Newcastle Jockey Club will stage the popular Anzac Day race meeting at Cessnock Racecourse on Tuesday.
The race meeting will support Soldier On - helping our wounded warriors.
In a tribute to the men, women and horses who served our country, a special memorial dedicated to the “Walers” used by the Light Horsemen in World War 1 will be unveiled.
There will also be a ceremony to acknowledge the roles horses and jockeys played in the war.
Racegoers are invited to give a gold coin donation to Soldier On.
Gates open at the racecourse at noon with a courtesy bus to and from the Cessnock Leagues Club available for patrons. Two Up will be held from 12.30-2.30pm and VENUS Music will provide entertainment throughout the afternoon.
There will be a Free Kids Zone with a jumping castle, face painting and other rides. NJC will provide a free sausage sizzle to all servicemen and women.
Cost of admission is $10 on the day, however NJC is offering a buy one get one free deal to any person who books online before Monday, April 24. Book online at newcastleracecourse.com.au
There will be five races on the program and Cessnock Hall of Fame inductee jockey Robert Thompson is expected to ride at the meeting.
Meanwhile, NJC has announced that the famous Jungle Juice Cup and Cessnock Cup meetings will not be run in the winter of 2017. The Jungle Juice Cup will be held on Friday, October 13 and the Cessnock Cup on Friday, November 24.

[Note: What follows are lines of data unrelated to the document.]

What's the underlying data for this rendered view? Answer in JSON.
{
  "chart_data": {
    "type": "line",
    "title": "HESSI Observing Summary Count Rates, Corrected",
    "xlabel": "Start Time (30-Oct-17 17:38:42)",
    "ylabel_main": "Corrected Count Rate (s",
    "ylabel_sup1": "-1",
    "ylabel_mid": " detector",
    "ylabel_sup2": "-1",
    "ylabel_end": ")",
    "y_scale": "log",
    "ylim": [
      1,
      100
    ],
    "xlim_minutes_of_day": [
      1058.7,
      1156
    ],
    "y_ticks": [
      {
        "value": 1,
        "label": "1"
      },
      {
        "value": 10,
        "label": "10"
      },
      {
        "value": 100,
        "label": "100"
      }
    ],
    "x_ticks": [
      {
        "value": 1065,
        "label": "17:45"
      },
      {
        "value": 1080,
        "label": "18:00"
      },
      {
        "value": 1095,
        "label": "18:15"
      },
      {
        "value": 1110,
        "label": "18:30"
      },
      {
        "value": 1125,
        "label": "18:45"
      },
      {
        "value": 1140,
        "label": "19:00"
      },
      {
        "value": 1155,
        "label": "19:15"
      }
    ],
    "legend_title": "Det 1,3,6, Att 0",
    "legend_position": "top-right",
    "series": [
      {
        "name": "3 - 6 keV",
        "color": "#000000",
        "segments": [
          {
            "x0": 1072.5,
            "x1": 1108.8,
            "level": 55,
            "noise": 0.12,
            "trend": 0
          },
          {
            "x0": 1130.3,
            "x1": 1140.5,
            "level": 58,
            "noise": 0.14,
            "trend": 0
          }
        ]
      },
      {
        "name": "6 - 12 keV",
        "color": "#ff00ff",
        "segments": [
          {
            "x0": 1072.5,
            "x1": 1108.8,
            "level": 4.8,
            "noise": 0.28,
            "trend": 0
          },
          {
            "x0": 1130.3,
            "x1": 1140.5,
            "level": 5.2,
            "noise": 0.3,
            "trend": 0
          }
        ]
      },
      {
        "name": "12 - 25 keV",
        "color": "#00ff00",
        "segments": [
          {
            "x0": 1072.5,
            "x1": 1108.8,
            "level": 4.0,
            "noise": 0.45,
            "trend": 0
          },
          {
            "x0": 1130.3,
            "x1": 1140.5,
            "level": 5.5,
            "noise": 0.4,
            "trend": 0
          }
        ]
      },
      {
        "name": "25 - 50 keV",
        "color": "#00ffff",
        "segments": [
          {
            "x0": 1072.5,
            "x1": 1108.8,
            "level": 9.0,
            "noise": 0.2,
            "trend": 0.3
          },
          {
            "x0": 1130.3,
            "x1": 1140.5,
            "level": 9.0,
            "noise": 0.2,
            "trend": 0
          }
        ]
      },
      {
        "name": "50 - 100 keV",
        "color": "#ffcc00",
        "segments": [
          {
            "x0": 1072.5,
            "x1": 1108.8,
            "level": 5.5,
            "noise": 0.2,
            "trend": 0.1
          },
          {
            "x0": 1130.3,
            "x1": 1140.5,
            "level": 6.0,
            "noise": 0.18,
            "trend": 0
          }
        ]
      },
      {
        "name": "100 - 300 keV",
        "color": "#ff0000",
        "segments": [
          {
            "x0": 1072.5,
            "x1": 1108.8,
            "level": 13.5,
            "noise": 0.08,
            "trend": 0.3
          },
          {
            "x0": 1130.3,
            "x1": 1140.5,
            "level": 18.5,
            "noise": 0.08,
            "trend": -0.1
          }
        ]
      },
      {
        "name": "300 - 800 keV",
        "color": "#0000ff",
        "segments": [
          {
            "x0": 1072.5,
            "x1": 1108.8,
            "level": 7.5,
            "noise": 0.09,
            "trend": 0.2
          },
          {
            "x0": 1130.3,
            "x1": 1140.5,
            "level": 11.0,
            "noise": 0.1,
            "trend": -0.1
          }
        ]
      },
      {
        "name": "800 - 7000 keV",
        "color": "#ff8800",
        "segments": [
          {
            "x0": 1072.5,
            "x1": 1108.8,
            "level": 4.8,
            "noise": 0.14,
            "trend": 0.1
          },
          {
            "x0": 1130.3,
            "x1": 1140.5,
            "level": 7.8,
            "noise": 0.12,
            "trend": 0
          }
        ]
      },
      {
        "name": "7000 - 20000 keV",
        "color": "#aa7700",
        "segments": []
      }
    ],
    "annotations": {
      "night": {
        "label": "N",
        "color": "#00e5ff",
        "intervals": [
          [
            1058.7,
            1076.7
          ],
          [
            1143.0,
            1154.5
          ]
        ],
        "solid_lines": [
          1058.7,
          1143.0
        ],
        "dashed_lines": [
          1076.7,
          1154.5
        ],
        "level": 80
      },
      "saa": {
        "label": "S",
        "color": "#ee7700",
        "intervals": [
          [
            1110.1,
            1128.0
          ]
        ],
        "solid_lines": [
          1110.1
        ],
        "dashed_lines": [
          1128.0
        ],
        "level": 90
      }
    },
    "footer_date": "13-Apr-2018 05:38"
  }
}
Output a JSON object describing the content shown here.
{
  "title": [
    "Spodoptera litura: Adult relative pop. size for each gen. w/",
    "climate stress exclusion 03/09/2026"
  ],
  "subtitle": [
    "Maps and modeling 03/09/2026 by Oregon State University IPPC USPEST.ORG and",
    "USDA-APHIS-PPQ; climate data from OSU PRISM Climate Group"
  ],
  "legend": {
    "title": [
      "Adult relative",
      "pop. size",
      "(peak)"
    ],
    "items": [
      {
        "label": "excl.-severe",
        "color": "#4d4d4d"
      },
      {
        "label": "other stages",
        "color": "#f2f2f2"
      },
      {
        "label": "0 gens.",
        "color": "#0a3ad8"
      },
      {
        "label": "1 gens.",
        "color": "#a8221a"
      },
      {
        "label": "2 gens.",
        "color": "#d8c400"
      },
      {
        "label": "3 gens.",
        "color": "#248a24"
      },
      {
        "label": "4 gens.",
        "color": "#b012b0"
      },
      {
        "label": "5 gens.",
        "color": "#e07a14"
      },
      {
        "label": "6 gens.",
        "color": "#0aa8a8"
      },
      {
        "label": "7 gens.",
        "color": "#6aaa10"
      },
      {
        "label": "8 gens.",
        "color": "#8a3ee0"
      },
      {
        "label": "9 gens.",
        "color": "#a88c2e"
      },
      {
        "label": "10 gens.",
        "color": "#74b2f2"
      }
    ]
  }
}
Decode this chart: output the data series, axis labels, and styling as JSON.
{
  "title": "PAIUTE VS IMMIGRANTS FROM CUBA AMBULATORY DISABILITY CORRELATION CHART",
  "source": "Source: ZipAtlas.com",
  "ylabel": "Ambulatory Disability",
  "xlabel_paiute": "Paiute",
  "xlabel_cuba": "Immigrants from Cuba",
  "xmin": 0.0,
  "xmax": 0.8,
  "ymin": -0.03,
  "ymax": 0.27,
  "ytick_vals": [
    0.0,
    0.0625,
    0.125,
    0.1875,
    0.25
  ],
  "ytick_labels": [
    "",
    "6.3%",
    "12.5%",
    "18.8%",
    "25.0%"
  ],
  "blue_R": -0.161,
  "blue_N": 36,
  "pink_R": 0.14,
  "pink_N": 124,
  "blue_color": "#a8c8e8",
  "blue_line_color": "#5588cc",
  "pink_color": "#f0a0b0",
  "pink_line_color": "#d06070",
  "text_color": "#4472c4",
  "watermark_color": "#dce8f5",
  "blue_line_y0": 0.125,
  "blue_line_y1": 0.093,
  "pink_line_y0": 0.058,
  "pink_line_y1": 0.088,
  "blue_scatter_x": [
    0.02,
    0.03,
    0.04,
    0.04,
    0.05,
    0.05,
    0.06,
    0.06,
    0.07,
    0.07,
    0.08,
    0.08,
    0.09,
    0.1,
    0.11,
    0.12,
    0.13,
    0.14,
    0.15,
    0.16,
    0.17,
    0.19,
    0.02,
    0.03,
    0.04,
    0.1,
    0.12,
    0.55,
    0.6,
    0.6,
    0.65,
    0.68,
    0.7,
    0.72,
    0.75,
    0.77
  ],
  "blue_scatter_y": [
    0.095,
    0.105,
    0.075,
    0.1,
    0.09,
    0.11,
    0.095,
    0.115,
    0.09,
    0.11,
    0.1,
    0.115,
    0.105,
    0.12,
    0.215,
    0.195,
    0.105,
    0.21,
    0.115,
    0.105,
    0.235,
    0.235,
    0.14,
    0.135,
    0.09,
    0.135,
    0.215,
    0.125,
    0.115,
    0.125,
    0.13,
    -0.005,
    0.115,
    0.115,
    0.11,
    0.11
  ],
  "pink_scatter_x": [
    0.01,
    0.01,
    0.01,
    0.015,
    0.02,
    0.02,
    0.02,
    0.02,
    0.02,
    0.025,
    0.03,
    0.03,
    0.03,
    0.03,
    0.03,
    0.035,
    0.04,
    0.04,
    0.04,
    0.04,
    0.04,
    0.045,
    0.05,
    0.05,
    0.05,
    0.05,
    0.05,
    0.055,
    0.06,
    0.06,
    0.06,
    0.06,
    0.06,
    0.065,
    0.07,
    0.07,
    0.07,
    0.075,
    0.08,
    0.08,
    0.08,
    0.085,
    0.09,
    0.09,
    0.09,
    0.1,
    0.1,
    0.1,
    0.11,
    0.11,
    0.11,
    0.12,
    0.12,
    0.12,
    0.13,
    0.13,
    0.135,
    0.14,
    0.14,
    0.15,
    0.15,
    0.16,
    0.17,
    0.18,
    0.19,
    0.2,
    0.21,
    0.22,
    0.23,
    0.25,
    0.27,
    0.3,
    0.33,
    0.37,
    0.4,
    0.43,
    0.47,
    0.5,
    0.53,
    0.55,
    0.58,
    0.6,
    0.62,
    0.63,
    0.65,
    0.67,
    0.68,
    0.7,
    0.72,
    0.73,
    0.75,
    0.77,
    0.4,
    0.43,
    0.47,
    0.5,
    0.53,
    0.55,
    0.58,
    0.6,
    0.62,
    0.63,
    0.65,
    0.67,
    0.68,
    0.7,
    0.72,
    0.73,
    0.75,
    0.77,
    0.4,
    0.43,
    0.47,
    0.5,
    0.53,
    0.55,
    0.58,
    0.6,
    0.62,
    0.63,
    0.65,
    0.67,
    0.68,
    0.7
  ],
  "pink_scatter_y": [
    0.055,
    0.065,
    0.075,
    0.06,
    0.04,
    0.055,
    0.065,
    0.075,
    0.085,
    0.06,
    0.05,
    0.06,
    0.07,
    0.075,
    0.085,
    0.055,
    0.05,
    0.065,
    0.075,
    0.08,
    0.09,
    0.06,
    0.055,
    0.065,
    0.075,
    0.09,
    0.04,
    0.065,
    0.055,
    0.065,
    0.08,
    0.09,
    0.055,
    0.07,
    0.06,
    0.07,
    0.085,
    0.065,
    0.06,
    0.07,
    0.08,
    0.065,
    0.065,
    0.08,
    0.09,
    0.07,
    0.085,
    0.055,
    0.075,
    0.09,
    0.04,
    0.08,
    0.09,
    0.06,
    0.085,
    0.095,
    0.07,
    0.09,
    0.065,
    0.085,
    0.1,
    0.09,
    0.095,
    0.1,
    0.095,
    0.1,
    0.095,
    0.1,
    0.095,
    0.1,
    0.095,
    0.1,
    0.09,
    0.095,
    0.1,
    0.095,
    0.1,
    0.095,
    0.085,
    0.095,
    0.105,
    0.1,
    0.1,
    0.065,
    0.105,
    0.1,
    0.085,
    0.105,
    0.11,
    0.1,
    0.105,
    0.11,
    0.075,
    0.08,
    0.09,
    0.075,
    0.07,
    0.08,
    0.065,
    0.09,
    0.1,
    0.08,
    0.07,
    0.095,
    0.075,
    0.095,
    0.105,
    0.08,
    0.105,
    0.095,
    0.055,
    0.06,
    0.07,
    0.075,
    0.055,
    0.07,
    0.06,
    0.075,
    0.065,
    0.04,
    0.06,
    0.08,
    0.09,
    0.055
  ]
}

Sydney Cup decision unfair
Australian Bloodstock think it’s unfair to re-open entries for the rescheduled Sydney Cup (3200 metres) on Saturday but they do not believe it will stop their favourite, Big Duke, from winning the $2 million race at Randwick.
Big Duke was favourite for the April 8 Sydney Cup, which was abandoned mid-race after Almoonqith broke down and his jockey, James Doyle, was left injured on the track just past the winning post the first time around.
The group 1 was rescheduled and Racing NSW allowed new entries, which led to nominations growing to 16 with the addition of Boom Time, Harlem, Lasqueti Spirit, Rock On and Self Sense for the 14-horse event.
Australian Bloodstock director Luke Murrell believed the decision to allow new entries was “not just unfair for us but for all who paid up the first time”.
Murrell was thankful Big Duke come through the first Sydney Cup run uninjured.